Monday, Jul. 25, 1977

Notes on a Land of Mirages

After preliminary visits to Eritrean Liberation Front offices in Damascus and Khartoum, TIME Correspondent Dean Brelis set off on a 600-mile journey through Eritrean-held territory, the most extensive visit yet made by a Western journalist. Some of his recollections:

From Khartoum, Photographer David Burnett and I booked ourselves aboard a red and yellow bus that makes the daylong journey to Kassala, a Sudanese town that lies near the Eritrean border. For twelve hours, the bus hurtled through the open desert, crashing across giant potholes; the thermometer was constant--between 115DEG and 120DEG F.

Once inside Eritrea, we traveled cross-country, mostly by Land Rover, often at night. It was necessary for two people to drive--one at the wheel, the other calling out the terrain ahead or shouting out the depths of a river in the manner of Mark Twain.

Nowhere have I seen so many mirages as I saw in Eritrea. To reach out one's hand for what is clearly a shimmering pool of water nestled among rocks, to see reflections in the water, and then to touch sand and feel insects biting: this happened several times, as if one could never learn the lesson. It got to the point where to save precious water, I dry-washed my hands with dirt, only later to find my fingers and palms itching from infinitesimal slivers of thorns hidden in the dirt.

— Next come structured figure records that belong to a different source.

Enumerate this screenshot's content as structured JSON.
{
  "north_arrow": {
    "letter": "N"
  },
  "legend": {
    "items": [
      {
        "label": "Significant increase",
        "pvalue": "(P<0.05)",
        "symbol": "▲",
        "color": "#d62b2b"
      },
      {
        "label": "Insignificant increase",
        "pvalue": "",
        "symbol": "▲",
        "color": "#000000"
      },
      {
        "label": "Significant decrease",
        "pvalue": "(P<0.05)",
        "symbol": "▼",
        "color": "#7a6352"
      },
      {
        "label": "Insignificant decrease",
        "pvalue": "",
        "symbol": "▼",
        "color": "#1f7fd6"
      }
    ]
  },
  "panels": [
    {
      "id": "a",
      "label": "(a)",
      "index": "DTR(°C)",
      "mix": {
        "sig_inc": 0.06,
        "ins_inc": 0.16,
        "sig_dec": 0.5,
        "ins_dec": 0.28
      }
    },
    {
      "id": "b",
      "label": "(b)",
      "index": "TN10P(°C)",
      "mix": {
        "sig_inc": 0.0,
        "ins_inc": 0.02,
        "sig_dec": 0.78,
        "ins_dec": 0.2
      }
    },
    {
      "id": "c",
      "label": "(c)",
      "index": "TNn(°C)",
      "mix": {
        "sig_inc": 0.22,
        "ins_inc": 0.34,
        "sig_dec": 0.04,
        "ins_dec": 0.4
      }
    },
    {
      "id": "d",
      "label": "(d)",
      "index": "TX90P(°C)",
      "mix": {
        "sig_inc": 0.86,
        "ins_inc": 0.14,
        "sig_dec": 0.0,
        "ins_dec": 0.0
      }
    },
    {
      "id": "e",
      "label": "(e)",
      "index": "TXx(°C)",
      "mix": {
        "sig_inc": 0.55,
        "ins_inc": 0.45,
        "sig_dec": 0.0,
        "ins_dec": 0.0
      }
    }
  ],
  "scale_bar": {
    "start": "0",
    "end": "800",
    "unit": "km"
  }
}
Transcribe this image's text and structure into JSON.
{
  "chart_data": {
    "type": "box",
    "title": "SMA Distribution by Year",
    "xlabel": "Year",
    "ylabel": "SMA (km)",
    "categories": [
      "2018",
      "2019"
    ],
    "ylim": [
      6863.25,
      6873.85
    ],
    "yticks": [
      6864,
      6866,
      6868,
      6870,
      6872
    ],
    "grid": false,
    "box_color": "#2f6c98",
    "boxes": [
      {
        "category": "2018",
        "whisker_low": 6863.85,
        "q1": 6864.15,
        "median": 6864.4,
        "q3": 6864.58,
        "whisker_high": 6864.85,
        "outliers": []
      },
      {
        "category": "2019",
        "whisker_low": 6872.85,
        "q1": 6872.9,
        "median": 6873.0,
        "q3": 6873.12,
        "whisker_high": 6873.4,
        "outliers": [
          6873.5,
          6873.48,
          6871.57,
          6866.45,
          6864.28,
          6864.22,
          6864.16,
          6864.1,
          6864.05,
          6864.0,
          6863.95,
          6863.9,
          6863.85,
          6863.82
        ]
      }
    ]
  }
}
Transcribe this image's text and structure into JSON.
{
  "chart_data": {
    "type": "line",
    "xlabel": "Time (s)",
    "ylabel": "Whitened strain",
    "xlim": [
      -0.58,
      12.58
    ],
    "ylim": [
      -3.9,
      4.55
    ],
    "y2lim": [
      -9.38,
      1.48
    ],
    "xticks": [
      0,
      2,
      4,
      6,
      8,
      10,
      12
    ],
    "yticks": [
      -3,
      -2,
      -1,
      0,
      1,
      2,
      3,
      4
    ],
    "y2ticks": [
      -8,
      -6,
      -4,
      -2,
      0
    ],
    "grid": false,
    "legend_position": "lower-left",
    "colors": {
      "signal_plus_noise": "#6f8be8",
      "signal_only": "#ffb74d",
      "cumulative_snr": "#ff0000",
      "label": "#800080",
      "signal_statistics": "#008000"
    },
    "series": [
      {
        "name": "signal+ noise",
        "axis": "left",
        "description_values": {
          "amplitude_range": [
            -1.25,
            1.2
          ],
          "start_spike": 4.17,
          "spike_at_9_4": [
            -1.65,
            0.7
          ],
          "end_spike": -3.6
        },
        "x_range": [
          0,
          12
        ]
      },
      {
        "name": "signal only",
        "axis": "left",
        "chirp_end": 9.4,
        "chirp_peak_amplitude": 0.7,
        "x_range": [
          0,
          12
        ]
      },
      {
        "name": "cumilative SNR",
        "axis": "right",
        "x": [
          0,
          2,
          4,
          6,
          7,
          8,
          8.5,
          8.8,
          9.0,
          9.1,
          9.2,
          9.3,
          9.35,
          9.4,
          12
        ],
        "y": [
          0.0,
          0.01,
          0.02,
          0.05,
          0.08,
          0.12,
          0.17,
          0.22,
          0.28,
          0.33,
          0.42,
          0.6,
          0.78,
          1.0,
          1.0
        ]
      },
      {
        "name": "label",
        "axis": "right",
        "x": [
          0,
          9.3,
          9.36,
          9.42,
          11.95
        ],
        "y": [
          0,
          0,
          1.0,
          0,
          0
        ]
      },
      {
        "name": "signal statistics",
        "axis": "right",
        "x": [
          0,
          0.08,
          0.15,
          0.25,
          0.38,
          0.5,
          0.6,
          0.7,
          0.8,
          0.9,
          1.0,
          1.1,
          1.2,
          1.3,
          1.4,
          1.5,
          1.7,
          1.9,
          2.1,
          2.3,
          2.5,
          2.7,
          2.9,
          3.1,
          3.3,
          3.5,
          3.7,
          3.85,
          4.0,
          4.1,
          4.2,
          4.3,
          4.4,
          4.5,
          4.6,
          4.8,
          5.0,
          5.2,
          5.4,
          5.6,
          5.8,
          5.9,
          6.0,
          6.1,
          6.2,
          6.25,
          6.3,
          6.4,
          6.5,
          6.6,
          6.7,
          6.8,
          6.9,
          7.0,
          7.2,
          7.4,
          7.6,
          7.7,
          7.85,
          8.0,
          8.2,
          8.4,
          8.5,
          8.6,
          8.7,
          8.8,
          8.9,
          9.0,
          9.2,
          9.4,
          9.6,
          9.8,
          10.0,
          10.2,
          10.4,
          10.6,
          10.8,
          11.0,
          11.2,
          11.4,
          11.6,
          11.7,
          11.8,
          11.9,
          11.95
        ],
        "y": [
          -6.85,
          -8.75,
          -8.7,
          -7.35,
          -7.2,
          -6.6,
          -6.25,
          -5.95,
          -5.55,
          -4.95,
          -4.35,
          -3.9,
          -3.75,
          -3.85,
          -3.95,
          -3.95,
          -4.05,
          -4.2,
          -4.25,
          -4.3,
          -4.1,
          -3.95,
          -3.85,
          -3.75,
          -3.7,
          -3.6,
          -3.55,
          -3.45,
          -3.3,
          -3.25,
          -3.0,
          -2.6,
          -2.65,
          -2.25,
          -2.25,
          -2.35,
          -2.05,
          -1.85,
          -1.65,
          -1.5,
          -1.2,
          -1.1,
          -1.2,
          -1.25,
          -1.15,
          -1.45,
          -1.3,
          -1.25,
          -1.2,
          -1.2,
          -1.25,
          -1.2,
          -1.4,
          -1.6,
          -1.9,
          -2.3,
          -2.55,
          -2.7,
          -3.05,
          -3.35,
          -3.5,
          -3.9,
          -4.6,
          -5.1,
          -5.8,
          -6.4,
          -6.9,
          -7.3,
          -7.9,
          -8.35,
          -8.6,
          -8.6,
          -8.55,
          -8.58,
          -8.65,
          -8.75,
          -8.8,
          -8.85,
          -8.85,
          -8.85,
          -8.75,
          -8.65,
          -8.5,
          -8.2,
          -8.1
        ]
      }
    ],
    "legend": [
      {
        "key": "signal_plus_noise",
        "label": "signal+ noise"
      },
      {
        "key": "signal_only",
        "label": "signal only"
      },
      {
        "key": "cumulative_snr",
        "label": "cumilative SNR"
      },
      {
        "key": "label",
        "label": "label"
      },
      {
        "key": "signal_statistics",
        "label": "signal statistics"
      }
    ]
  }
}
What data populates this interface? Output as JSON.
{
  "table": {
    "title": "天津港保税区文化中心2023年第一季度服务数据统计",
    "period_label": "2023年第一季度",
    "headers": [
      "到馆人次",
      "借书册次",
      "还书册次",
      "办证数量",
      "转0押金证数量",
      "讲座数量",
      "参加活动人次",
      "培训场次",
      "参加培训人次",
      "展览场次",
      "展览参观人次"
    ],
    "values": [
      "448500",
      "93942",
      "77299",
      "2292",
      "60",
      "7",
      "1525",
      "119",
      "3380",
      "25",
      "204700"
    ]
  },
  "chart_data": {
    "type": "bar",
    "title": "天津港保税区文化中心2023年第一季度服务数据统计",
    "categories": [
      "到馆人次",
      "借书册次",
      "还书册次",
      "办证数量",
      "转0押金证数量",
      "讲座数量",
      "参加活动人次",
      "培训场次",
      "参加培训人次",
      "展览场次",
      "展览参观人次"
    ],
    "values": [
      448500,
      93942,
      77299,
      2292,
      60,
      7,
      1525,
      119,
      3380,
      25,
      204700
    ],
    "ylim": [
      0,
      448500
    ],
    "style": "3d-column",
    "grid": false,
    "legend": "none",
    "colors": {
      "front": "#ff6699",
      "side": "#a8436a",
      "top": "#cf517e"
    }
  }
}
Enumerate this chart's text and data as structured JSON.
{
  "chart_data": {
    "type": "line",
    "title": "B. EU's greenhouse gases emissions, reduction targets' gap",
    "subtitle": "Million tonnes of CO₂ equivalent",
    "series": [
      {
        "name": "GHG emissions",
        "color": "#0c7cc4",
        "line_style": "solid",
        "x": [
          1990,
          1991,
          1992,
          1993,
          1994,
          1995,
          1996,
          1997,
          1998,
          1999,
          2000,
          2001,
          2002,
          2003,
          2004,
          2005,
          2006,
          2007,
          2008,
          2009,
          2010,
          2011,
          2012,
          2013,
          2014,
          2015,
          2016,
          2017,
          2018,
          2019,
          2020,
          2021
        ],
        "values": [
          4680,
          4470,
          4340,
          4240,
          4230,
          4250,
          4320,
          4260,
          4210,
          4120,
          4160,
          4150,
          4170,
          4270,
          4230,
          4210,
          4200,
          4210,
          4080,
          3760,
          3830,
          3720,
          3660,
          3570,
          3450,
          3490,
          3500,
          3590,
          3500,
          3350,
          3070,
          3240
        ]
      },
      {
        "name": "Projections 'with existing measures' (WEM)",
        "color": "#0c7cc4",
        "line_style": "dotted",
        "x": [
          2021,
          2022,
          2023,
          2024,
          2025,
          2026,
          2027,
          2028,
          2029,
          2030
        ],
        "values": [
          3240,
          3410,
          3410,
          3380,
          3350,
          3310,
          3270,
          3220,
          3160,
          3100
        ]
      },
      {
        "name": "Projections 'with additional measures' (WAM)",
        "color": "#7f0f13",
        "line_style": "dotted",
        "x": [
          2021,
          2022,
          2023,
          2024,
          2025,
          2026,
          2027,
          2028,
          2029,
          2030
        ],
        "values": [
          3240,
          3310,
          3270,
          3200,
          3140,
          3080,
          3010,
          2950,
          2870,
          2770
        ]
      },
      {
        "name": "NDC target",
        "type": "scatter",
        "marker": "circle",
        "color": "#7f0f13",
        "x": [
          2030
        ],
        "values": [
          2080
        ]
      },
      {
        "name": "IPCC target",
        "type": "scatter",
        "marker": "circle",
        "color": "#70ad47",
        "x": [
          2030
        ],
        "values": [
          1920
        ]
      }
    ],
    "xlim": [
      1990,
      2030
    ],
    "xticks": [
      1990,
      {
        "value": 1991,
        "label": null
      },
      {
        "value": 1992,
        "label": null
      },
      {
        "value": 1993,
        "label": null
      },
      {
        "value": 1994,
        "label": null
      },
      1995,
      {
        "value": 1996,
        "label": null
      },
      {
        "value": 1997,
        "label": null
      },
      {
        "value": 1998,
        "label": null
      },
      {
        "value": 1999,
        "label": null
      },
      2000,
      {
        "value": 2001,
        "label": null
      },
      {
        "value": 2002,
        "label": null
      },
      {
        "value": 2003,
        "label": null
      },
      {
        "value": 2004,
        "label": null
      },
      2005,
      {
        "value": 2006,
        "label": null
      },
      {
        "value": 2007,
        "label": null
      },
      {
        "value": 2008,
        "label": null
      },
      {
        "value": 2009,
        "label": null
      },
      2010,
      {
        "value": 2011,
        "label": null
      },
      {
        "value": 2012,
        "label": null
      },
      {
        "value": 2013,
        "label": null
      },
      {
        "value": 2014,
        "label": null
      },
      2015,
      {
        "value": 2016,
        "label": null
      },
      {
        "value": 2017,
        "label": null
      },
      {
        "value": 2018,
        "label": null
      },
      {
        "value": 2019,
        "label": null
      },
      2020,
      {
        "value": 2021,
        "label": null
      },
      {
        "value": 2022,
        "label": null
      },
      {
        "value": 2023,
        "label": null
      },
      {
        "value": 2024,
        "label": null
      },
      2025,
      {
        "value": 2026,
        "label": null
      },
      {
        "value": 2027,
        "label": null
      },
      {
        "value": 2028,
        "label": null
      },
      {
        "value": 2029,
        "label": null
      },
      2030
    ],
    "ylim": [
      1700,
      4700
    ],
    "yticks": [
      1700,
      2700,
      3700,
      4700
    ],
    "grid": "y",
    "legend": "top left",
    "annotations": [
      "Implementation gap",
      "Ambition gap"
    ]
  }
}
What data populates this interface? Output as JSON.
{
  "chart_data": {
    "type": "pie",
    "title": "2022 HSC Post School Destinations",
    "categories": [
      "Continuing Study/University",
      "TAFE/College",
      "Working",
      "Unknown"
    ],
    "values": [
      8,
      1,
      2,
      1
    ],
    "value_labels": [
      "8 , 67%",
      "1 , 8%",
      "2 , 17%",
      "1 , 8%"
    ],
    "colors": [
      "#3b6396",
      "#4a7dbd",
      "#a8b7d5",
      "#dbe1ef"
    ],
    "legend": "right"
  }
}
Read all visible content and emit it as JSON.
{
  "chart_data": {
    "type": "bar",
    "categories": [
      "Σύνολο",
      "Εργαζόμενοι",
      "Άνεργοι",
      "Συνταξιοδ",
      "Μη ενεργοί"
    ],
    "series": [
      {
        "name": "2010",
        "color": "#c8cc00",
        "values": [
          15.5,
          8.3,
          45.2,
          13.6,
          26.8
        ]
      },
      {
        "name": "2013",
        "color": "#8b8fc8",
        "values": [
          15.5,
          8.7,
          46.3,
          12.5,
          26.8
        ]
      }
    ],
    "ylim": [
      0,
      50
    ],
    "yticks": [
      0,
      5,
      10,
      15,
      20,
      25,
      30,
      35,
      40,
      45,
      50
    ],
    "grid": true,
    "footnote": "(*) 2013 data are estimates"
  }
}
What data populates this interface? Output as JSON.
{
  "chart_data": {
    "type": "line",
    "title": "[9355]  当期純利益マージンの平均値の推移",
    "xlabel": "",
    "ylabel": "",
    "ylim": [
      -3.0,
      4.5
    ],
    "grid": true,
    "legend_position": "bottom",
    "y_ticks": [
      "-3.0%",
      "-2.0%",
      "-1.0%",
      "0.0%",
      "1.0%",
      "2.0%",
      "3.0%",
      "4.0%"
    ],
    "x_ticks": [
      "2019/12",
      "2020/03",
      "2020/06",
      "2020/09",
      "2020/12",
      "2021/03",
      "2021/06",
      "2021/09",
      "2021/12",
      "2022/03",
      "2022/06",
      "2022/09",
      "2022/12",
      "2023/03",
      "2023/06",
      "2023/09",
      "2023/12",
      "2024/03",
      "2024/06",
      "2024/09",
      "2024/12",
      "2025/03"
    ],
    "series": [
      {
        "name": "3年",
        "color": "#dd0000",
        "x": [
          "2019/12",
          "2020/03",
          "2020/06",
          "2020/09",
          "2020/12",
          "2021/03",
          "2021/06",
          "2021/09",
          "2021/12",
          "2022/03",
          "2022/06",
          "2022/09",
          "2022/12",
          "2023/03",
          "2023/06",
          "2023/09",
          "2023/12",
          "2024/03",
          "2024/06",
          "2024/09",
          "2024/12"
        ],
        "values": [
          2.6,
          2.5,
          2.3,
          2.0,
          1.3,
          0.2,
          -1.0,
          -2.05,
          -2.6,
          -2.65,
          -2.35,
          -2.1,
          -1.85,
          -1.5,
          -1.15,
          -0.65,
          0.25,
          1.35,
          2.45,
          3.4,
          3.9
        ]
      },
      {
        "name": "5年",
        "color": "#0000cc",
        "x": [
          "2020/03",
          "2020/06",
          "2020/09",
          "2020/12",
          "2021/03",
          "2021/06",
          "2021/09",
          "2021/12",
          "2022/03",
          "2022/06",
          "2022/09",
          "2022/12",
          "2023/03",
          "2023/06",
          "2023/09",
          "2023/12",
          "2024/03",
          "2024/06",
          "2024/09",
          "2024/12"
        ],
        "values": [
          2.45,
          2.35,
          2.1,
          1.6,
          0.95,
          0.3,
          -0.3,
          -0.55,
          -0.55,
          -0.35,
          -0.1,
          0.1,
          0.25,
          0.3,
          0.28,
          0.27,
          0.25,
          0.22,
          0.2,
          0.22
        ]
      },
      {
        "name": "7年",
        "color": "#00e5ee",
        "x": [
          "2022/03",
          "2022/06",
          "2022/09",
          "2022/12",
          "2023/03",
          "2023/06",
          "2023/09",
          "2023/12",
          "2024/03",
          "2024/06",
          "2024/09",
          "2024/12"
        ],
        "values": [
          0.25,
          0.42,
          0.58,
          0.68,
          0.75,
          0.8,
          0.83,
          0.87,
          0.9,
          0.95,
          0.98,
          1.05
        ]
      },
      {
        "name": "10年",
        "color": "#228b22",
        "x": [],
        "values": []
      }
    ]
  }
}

There were flocks of doves and pheasants everywhere. Sometimes Ethiopian warplanes would appear overhead, but we would hide and they wouldn't see us. Once I wondered aloud if there was danger ahead. "Only from snakes," replied Seyoum Geresus, my Eritrean guide, "but it is not their way to attack first." Then we saw a militiaman in a long white gown, with a

World War II carbine on his shoulder. "The Ethiopian planes dropped napalm, and everything burned," he said later, as he showed us a crater that ran through the village. "But now life has returned. Our village survives."

In Tessenei, a town that the Eritreans have recently captured, we had good luck--there was a hotel, kept by an Italian, Archimede Parmigiani, 68, who has lived 42 years in Eritrea. There were no other guests. The kitchen had shell holes in the roof, the dusty flasks of Chianti were empty. His family has gone back to Bologna, but Parmigiani stays on. He asks: "What would I do in Bologna after so many years here?"

At a prisoner-of-war camp, I saw my guide give three packs of cigarettes to a prisoner. Why? "He was my guard when they had me in jail," Seyoum said. "When he saw me just now, he tried to hide, he thought I would kill him." I said to Seyoum, "You have come full circle now that they're your prisoners." "Almost," he said. "First we have to set them free. Then it will be full circle."